Pertemuan menjadi bagian dari upaya pemerintah memperkuat kerja sama strategis dengan pelaku industri biofarmasi global sekaligus mendorong pengembangan industri plasma di dalam negeri.
Salah satu pembahasan utama adalah pengembangan jaringan bank plasma yang dinilai menjadi bagian penting dalam membangun ekosistem industri plasma nasional. Infrastruktur tersebut diharapkan dapat mendukung ketersediaan bahan baku plasma secara lebih terintegrasi untuk pengembangan produk kesehatan.
Investasi Takeda juga ditempatkan dalam agenda pemerintah untuk memperkuat ketahanan kesehatan nasional. Pengembangan industri plasma di dalam negeri diharapkan dapat meningkatkan kapasitas Indonesia dalam menyediakan produk berbasis plasma sekaligus memperkuat rantai pasok sektor kesehatan.
Dorong Hilirisasi Industri Biofarmasi
Takeda merupakan perusahaan biofarmasi global asal Jepang yang memiliki pengalaman dalam pengembangan dan produksi berbagai produk berbasis plasma.
Kerja sama dengan perusahaan tersebut diharapkan dapat memberikan nilai tambah bagi pengembangan industri kesehatan Indonesia. Pemerintah mendorong agar investasi tidak berhenti pada pembangunan fasilitas, tetapi juga memperkuat kemampuan industri nasional melalui transfer pengetahuan, pengembangan sumber daya manusia, serta penguatan rantai pasok.

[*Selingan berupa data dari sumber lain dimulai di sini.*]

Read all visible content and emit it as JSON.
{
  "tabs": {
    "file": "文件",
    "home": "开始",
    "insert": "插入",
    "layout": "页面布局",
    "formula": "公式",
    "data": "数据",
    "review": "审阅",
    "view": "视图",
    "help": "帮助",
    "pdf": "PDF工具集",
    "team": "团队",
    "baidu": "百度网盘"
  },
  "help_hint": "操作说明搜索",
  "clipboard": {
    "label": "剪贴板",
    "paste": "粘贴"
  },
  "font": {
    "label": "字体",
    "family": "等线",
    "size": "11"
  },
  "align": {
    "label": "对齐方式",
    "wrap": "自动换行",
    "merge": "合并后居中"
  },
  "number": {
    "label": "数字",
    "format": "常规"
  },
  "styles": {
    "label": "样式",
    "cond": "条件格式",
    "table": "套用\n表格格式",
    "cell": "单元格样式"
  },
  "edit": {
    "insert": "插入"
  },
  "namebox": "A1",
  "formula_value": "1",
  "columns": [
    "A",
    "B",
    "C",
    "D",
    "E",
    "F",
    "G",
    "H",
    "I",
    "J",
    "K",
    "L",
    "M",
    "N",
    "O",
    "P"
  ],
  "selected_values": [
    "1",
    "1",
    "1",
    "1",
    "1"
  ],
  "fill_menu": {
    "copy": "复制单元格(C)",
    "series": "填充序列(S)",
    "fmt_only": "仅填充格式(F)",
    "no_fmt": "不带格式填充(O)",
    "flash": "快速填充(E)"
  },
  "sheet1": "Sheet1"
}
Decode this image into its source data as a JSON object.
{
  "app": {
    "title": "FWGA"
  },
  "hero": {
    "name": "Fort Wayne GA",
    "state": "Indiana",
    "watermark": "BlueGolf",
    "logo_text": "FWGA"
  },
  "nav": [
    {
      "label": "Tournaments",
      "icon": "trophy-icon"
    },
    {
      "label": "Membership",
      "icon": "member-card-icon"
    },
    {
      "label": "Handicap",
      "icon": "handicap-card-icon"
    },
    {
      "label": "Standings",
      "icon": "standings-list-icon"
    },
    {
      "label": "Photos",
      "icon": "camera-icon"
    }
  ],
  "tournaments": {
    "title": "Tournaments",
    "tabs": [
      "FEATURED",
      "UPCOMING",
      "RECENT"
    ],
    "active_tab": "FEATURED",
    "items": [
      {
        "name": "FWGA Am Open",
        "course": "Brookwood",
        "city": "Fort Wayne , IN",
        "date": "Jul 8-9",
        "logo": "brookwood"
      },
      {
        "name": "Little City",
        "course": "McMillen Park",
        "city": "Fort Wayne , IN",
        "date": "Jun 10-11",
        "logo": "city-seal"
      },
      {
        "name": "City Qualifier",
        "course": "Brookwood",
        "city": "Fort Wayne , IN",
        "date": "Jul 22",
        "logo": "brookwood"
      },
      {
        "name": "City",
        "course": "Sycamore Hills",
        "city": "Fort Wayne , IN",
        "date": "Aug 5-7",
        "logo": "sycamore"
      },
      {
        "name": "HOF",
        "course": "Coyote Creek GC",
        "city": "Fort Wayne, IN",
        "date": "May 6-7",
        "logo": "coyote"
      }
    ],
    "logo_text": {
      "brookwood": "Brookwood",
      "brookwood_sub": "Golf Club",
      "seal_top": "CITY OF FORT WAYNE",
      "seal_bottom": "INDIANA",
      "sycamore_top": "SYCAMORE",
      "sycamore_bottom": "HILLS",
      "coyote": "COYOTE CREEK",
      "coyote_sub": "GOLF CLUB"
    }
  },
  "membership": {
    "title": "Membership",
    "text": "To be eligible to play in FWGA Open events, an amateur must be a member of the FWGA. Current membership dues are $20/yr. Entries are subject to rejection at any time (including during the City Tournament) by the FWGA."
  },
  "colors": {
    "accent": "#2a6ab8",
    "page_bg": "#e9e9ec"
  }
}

Pengembangan industri bioplasma juga sejalan dengan agenda hilirisasi pemerintah. Pengolahan bahan baku menjadi produk bernilai tambah di dalam negeri dinilai dapat memperkuat struktur industri sekaligus mengurangi ketergantungan terhadap pasokan dari luar negeri.
Jaringan bank plasma menjadi salah satu komponen penting dalam ekosistem tersebut. Pengelolaan plasma yang terintegrasi dan memenuhi standar diperlukan untuk mendukung keberlanjutan industri serta memastikan ketersediaan bahan baku bagi pengembangan produk biofarmasi.

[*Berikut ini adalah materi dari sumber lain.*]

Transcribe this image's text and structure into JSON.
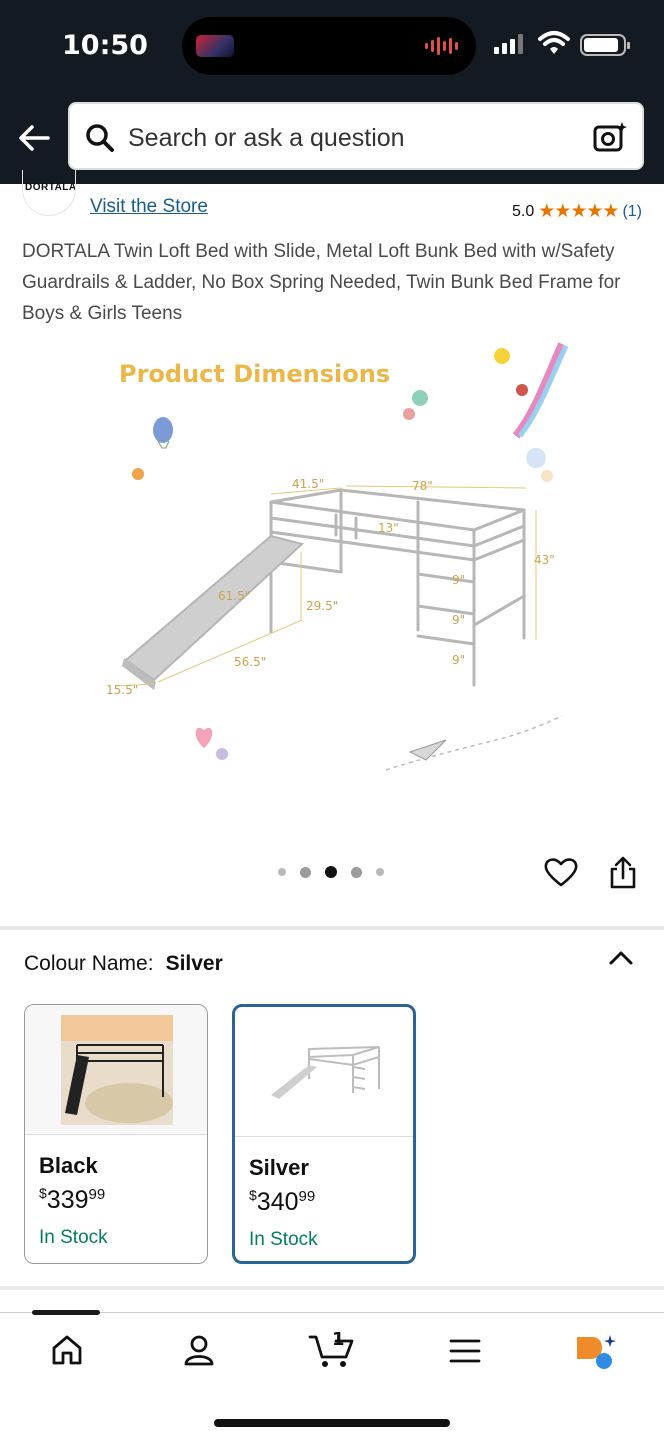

Perkuat Ketahanan Kesehatan Nasional
Pemerintah berharap pengembangan investasi bioplasma dapat memberikan manfaat jangka panjang bagi sektor kesehatan Indonesia. Selain memperkuat kapasitas industri dalam negeri, investasi tersebut berpotensi membuka ruang bagi pengembangan teknologi, peningkatan kompetensi tenaga kerja, dan kolaborasi yang lebih luas dengan perusahaan biofarmasi internasional.

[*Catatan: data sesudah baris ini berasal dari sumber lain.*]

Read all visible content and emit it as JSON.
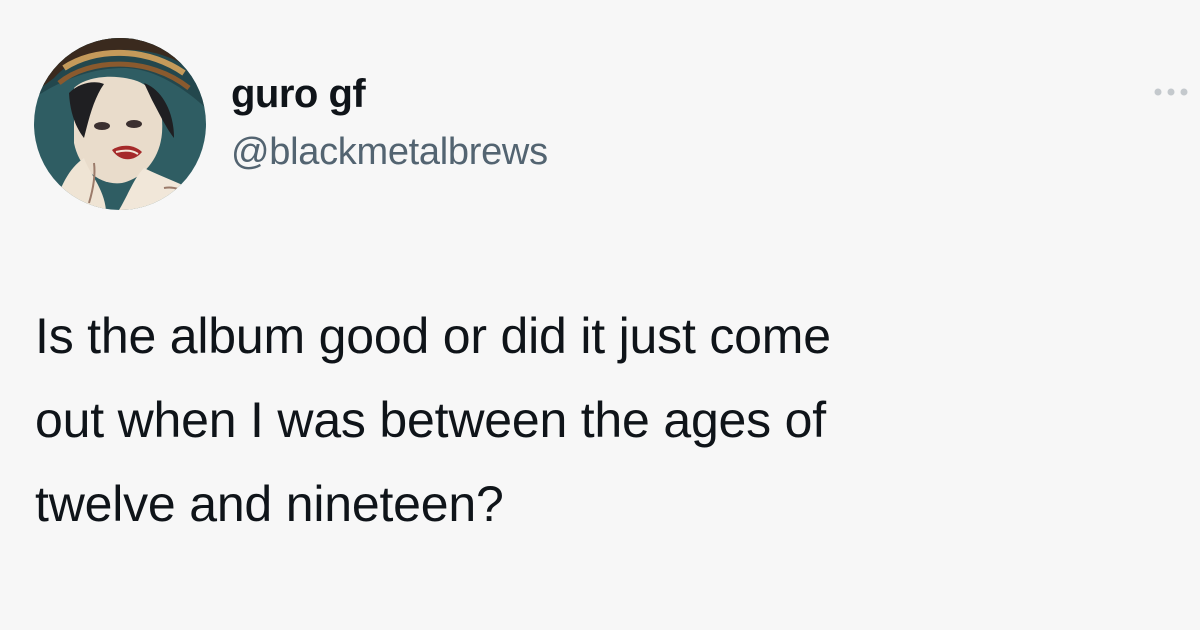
{
  "user": {
    "display_name": "guro gf",
    "handle": "@blackmetalbrews",
    "avatar_icon": "illustrated-portrait-avatar"
  },
  "menu": {
    "icon": "more-dots-icon"
  },
  "tweet": {
    "text": "Is the album good or did it just come\nout when I was between the ages of\ntwelve and nineteen?"
  },
  "colors": {
    "background": "#f7f7f7",
    "text_primary": "#0f1419",
    "text_secondary": "#536471",
    "menu_dots": "#c4c9cd"
  }
}
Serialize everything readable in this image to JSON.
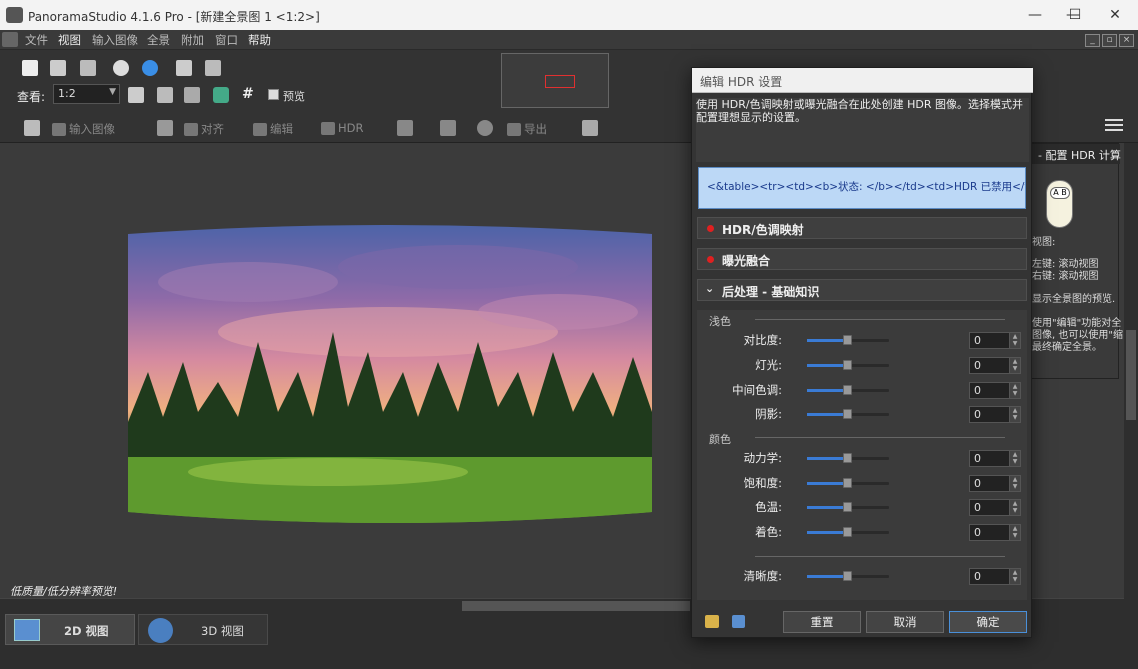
{
  "window": {
    "title": "PanoramaStudio 4.1.6 Pro - [新建全景图 1 <1:2>]",
    "controls": {
      "minimize": "—",
      "maximize": "☐",
      "close": "✕"
    }
  },
  "menu": [
    "文件",
    "视图",
    "输入图像",
    "全景",
    "附加",
    "窗口",
    "帮助"
  ],
  "view": {
    "label": "查看:",
    "zoom": "1:2",
    "preview_label": "预览"
  },
  "toolbar2": {
    "import": "输入图像",
    "align": "对齐",
    "edit": "编辑",
    "hdr": "HDR",
    "export": "导出"
  },
  "canvas": {
    "status": "低质量/低分辨率预览!"
  },
  "tabs": {
    "view2d": "2D 视图",
    "view3d": "3D 视图"
  },
  "side_panel": {
    "header": "- 配置 HDR 计算",
    "mouse_label": "A B",
    "lines": [
      "视图:",
      "左键: 滚动视图",
      "右键: 滚动视图",
      "显示全景图的预览.",
      "使用\"编辑\"功能对全",
      "图像, 也可以使用\"缩",
      "最终确定全景。"
    ]
  },
  "dialog": {
    "title": "编辑 HDR 设置",
    "intro": "使用 HDR/色调映射或曝光融合在此处创建 HDR 图像。选择模式并配置理想显示的设置。",
    "html_box": "<&table><tr><td><b>状态: </b></td><td>HDR 已禁用</td></",
    "sections": [
      {
        "label": "HDR/色调映射"
      },
      {
        "label": "曝光融合"
      },
      {
        "label": "后处理 - 基础知识"
      }
    ],
    "groups": {
      "light": "浅色",
      "color": "颜色"
    },
    "params": [
      {
        "label": "对比度:",
        "value": "0",
        "level": 0.5
      },
      {
        "label": "灯光:",
        "value": "0",
        "level": 0.5
      },
      {
        "label": "中间色调:",
        "value": "0",
        "level": 0.5
      },
      {
        "label": "阴影:",
        "value": "0",
        "level": 0.5
      },
      {
        "label": "动力学:",
        "value": "0",
        "level": 0.5
      },
      {
        "label": "饱和度:",
        "value": "0",
        "level": 0.5
      },
      {
        "label": "色温:",
        "value": "0",
        "level": 0.5
      },
      {
        "label": "着色:",
        "value": "0",
        "level": 0.5
      },
      {
        "label": "清晰度:",
        "value": "0",
        "level": 0.5
      }
    ],
    "buttons": {
      "reset": "重置",
      "cancel": "取消",
      "ok": "确定"
    }
  },
  "colors": {
    "accent": "#3a7bd5",
    "dot": "#e02020",
    "html_box_bg": "#bcd8f6"
  }
}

Kementerian Investasi dan Hilirisasi/BKPM akan terus mendorong serta memfasilitasi investasi strategis yang dinilai memberikan nilai tambah bagi perekonomian dan masyarakat.
Kerja sama pemerintah dengan Takeda juga diharapkan dapat memperkuat kepercayaan investor terhadap prospek industri kesehatan Indonesia. Pengembangan sektor biofarmasi yang didukung investasi, teknologi, sumber daya manusia, dan infrastruktur yang memadai menjadi salah satu langkah penting menuju sistem kesehatan nasional yang lebih tangguh.
Percepatan investasi bioplasma di Indonesia pada akhirnya diharapkan tidak hanya menghasilkan manfaat ekonomi, tetapi juga memperkuat kemandirian dan ketahanan kesehatan nasional.